Freeze Protection Inadequacy

Symptoms:

• Ice formation in exposed piping
• Burst pipes or heat exchangers
• Slush formation restricting flow

Causes:

• Dilution from makeup water addition
• Concentration stratification in low-flow areas
• Design temperature exceeded
• Control system failure allowing overcooling

Solutions:

• Test freeze point and restore concentration
• Improve fluid mixing (eliminate dead legs, install circulation pumps)
• Re-evaluate design conditions and increase protection
• Add temperature alarms and low-temperature cutouts

Summary

Propylene glycol serves as the preferred secondary coolant for HVAC applications requiring low toxicity and food-grade compatibility.
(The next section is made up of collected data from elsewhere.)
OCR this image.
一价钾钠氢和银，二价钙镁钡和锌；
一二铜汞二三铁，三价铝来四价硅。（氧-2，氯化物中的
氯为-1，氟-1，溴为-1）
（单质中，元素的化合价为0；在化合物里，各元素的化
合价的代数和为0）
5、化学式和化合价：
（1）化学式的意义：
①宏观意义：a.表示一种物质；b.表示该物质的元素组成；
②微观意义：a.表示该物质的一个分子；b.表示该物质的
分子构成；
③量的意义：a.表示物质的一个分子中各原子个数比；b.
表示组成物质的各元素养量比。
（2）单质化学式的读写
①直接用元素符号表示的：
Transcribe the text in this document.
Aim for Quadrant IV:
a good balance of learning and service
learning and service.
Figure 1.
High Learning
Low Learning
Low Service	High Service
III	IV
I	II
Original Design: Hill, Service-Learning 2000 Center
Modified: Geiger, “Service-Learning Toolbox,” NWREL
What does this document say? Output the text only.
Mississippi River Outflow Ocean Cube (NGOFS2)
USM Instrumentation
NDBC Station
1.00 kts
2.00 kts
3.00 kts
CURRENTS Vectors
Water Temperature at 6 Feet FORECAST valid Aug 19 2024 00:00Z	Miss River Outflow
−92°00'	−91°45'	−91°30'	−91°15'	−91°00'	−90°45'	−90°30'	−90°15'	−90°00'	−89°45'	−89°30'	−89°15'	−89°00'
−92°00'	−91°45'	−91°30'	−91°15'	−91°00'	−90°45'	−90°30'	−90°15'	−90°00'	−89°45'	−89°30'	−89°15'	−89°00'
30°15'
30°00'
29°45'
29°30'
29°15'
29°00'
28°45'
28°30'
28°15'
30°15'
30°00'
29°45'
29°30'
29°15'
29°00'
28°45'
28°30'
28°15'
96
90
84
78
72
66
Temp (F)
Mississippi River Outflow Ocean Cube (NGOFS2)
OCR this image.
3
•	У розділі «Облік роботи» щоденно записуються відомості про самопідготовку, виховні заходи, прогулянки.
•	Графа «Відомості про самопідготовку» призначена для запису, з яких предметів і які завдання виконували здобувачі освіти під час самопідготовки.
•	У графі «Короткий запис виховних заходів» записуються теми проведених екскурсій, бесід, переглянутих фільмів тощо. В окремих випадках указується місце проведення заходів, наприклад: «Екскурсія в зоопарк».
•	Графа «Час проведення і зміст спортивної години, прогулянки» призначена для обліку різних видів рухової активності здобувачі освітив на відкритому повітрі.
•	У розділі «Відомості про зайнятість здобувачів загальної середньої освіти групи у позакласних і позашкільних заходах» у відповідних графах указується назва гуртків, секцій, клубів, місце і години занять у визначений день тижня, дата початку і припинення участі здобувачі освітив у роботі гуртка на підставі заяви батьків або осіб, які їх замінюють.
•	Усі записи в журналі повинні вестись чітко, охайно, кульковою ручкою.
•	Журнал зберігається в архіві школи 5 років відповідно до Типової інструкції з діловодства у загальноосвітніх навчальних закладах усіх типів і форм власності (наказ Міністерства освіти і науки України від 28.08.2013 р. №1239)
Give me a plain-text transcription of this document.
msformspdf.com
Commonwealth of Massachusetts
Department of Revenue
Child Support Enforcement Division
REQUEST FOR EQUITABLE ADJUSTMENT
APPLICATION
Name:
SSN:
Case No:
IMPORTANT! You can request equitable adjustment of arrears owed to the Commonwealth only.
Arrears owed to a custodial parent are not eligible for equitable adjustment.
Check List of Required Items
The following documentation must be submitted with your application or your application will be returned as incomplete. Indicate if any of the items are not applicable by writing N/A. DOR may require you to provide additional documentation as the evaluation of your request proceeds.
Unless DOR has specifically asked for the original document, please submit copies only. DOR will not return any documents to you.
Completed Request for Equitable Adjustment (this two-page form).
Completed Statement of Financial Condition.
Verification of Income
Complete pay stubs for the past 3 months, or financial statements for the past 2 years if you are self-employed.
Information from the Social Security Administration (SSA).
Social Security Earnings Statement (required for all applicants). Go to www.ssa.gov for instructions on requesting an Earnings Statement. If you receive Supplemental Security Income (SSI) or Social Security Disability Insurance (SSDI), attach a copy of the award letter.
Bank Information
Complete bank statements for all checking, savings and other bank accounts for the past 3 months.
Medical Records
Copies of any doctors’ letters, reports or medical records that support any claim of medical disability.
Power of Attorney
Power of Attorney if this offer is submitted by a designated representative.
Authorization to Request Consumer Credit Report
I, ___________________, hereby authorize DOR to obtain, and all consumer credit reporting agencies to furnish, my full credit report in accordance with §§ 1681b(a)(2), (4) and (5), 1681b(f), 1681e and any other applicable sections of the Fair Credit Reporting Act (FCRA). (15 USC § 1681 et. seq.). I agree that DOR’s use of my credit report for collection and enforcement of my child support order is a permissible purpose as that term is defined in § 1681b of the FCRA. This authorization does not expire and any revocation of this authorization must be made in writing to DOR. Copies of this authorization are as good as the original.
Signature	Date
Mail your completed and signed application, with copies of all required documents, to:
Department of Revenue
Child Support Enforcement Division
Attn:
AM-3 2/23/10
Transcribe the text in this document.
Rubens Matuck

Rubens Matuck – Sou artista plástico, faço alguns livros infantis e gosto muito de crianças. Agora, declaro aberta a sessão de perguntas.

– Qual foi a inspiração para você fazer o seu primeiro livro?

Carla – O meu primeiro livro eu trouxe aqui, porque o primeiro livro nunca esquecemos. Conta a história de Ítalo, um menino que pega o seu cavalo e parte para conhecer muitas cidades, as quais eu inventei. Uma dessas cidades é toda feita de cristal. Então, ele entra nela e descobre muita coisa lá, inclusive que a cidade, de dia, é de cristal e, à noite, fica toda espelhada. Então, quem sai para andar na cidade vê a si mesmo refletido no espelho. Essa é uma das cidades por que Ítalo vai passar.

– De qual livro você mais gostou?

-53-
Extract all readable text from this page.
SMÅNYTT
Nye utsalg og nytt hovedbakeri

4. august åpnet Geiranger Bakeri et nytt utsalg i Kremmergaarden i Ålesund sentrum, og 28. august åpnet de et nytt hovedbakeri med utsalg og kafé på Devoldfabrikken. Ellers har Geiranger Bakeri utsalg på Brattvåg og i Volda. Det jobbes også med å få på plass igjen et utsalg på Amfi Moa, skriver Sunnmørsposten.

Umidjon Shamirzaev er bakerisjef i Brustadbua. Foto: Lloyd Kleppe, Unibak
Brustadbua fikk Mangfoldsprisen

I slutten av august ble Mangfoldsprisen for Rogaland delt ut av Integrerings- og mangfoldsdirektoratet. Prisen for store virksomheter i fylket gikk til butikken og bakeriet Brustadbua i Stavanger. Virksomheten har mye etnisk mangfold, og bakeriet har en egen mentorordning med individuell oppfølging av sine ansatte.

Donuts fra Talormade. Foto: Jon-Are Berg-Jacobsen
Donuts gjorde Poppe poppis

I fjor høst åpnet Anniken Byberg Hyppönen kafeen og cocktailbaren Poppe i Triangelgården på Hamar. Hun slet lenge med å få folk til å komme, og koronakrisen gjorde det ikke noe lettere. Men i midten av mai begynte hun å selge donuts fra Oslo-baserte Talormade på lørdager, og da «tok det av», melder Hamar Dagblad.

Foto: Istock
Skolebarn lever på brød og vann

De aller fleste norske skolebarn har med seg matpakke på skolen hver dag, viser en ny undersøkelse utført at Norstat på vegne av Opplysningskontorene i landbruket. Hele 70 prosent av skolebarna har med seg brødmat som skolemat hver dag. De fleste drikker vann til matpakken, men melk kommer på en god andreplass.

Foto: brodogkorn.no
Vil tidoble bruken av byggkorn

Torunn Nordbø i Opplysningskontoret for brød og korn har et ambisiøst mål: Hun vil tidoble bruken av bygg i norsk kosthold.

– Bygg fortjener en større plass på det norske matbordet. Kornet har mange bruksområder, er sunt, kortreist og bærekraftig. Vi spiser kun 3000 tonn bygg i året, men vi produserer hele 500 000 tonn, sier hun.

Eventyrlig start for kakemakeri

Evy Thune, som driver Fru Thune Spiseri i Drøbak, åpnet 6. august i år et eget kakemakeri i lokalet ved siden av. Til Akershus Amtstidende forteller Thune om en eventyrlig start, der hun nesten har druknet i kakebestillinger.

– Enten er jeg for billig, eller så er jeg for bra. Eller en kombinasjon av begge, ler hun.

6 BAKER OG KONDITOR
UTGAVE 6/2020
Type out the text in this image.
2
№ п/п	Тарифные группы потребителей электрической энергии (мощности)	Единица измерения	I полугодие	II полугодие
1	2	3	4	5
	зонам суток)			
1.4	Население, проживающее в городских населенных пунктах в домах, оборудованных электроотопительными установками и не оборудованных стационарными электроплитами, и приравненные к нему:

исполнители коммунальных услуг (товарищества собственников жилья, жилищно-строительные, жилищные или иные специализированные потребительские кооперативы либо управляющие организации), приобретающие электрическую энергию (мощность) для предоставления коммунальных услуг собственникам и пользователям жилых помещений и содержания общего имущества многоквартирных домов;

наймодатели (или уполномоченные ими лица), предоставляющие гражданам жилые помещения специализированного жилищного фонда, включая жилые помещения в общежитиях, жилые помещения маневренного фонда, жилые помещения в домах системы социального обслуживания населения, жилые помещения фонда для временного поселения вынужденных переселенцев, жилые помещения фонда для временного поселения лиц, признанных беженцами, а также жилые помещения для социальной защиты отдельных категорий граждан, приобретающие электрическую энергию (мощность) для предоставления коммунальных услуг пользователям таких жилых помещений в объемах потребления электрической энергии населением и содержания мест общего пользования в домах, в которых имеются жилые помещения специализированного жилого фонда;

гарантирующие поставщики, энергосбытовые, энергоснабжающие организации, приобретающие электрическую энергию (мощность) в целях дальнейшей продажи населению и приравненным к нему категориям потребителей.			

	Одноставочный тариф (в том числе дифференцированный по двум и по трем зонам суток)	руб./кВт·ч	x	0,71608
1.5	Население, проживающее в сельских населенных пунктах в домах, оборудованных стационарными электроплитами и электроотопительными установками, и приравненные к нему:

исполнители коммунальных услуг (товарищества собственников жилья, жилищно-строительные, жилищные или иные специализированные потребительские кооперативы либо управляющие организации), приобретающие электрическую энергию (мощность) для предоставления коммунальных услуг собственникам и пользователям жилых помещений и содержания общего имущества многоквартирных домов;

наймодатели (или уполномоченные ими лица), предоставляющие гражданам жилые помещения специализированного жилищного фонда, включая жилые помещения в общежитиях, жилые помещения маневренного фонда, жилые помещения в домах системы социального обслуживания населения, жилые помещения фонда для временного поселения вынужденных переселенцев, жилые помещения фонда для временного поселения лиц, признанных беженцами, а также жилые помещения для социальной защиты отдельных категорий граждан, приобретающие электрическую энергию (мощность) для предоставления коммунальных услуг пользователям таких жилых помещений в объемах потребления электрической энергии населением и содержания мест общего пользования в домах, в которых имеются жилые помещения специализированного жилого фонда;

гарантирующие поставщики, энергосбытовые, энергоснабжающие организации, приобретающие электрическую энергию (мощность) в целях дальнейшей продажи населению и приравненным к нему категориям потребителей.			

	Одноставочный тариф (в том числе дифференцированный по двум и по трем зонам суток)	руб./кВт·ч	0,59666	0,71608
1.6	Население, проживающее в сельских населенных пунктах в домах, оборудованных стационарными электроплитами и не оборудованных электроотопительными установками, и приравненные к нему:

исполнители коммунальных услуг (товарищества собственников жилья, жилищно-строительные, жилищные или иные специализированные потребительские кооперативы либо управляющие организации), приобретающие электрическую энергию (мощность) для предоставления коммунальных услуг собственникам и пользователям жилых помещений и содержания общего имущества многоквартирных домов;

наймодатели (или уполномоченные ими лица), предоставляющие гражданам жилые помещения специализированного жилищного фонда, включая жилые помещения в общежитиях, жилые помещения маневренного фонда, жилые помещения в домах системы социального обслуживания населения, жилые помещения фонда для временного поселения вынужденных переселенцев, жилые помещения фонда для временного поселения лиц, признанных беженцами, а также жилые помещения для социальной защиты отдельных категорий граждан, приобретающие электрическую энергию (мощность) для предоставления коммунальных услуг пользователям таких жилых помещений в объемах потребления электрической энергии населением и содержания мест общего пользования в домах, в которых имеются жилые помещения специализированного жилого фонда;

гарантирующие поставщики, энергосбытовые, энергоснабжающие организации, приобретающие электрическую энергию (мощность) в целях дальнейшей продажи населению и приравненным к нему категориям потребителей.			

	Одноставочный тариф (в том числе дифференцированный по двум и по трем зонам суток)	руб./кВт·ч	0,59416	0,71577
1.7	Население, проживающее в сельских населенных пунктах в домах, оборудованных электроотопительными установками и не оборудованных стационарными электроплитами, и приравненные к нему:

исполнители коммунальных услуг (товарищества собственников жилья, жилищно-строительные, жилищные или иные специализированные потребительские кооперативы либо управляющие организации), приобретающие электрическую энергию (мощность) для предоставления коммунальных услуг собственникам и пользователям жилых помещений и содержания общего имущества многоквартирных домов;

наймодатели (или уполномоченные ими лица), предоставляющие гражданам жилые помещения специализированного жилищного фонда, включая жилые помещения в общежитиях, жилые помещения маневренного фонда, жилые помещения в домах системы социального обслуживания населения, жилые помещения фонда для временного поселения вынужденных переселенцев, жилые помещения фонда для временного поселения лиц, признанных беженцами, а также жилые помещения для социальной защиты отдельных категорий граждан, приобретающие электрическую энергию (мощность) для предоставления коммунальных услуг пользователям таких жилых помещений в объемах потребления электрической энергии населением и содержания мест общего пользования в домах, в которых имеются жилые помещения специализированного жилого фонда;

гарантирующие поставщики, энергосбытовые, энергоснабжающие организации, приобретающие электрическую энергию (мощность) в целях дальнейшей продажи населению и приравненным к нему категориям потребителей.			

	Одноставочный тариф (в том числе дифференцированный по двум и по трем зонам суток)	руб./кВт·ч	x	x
While exhibiting lower heat transfer performance and higher cost compared to ethylene glycol and water, its GRAS status and substantially reduced toxicity make it mandatory for food processing, potable water, and public facility applications.

Key design considerations:

• Select minimum concentration providing 5.5°C (10°F) margin below minimum fluid temperature
• Increase heat exchanger surface area by 15-25% to compensate for reduced heat transfer
• Upsize pumps for 1.5-2.0 times water system head requirements
• Specify food-grade USP or NSF-60 certified products for food contact applications
• Implement annual fluid testing and maintenance program
• Design for 3-4 times water expansion coefficient

Proper system design, quality inhibitor packages, and regular maintenance enable propylene glycol systems to achieve reliable service lives of 5-10 years while meeting stringent safety and regulatory requirements.